Certaines abeilles portent leur humeur à l’extérieur. Ou en tout cas leurs prévisions météorologiques locales.
Ce ne sont pas des pollinisateurs flous standards. Leur exosquelette change de teinte en réponse directe à l’humidité.
Considérez-les comme des anneaux d’humeur vivants pour l’atmosphère.
Le mécanisme est structurel. Pas de pigment. Les Pigments absorbent certaines longueurs d’onde de lumière tout en en réfléchissant d’autres, restant fidèles à leur couleur dans des conditions normales. La peinture bleue reste bleue, qu’il pleuve ou qu’il fasse chaud au soleil. Ces abeilles fonctionnent différemment.

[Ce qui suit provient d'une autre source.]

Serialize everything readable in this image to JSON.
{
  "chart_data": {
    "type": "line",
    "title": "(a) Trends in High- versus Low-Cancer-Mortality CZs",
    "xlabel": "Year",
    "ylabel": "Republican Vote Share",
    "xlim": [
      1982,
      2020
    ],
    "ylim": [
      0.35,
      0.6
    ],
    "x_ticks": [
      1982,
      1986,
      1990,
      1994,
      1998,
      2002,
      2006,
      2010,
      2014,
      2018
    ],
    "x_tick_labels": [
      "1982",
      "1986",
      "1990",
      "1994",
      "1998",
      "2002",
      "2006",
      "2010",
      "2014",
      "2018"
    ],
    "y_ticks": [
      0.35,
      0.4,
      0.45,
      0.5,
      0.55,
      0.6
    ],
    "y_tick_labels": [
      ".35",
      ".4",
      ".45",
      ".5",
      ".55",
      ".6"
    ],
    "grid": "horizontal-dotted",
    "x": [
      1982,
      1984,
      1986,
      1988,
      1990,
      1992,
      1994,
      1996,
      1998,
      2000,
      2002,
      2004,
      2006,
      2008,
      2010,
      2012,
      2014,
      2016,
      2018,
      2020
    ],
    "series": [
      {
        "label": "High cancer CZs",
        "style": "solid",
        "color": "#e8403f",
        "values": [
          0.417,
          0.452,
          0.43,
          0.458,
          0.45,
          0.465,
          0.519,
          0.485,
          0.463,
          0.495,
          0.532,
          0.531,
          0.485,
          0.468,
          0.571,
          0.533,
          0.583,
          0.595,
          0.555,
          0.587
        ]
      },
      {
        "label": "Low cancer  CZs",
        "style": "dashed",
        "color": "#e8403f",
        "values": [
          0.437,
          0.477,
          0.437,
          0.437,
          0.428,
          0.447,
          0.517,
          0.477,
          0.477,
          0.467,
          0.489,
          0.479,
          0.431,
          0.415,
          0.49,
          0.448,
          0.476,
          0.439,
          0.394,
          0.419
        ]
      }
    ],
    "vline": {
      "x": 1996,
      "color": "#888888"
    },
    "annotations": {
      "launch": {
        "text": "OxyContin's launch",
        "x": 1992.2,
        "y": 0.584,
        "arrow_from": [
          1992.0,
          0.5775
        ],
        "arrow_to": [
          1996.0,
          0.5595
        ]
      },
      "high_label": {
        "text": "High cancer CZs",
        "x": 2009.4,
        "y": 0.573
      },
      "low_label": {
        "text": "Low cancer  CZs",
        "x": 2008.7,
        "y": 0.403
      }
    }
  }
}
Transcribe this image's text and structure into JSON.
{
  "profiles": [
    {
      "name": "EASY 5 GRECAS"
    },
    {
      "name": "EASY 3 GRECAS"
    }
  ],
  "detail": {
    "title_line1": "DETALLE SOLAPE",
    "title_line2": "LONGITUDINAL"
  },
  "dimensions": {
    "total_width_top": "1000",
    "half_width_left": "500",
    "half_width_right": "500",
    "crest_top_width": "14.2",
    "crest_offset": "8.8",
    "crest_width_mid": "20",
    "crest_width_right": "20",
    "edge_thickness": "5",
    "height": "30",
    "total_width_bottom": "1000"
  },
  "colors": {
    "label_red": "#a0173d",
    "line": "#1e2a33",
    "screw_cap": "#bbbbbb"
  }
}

Leur couche externe interagit avec la vapeur d’eau. Lorsque l’humidité augmente, les nanostructures de la cuticule changent. Cela modifie la dynamique de la façon dont la lumière atteint la surface. Le résultat est un décalage irisé. Un signal visuel.
Les changements de couleur peuvent révéler un stress environnemental bien avant que nous constations le flétrissement des feuilles ou la mort des cultures.
Les écologistes appellent cela une signalisation environnementale.
La plupart d’entre nous ignorent les signaux subtils fournis par les insectes. Nous supposons que la biologie est statique, ou du moins cohérente. Une fleur rouge est rouge. Une abeille bleue est bleue. Mais la nature est rarement aussi simple.
La science citoyenne joue ici un rôle important. Vous n’avez pas besoin d’un doctorat pour vous aider. La science citoyenne permet à quiconque, quel que soit son âge ou son origine, de contribuer à des données. Si un scientifique se tient au même endroit, il obtient un point de données. Si des milliers de personnes vérifient leurs abeilles locales, elles cartographient les tendances mondiales de l’humidité en temps réel.
C’est ainsi que collaborent étudiants de premier cycle et chercheurs chevronnés.
L’aspect technique aide aussi. Vous avez besoin d’une application. Tout comme le logiciel de votre téléphone suit les pas ou les calories, les programmes spécialisés suivent les indicateurs biologiques. Cela connecte le monde analogique d’un organisme à l’analyse numérique.
Le contexte compte.
Le changement de couleur est-il dû à la chaleur ? Lumière? Ou juste de la vapeur d’eau ?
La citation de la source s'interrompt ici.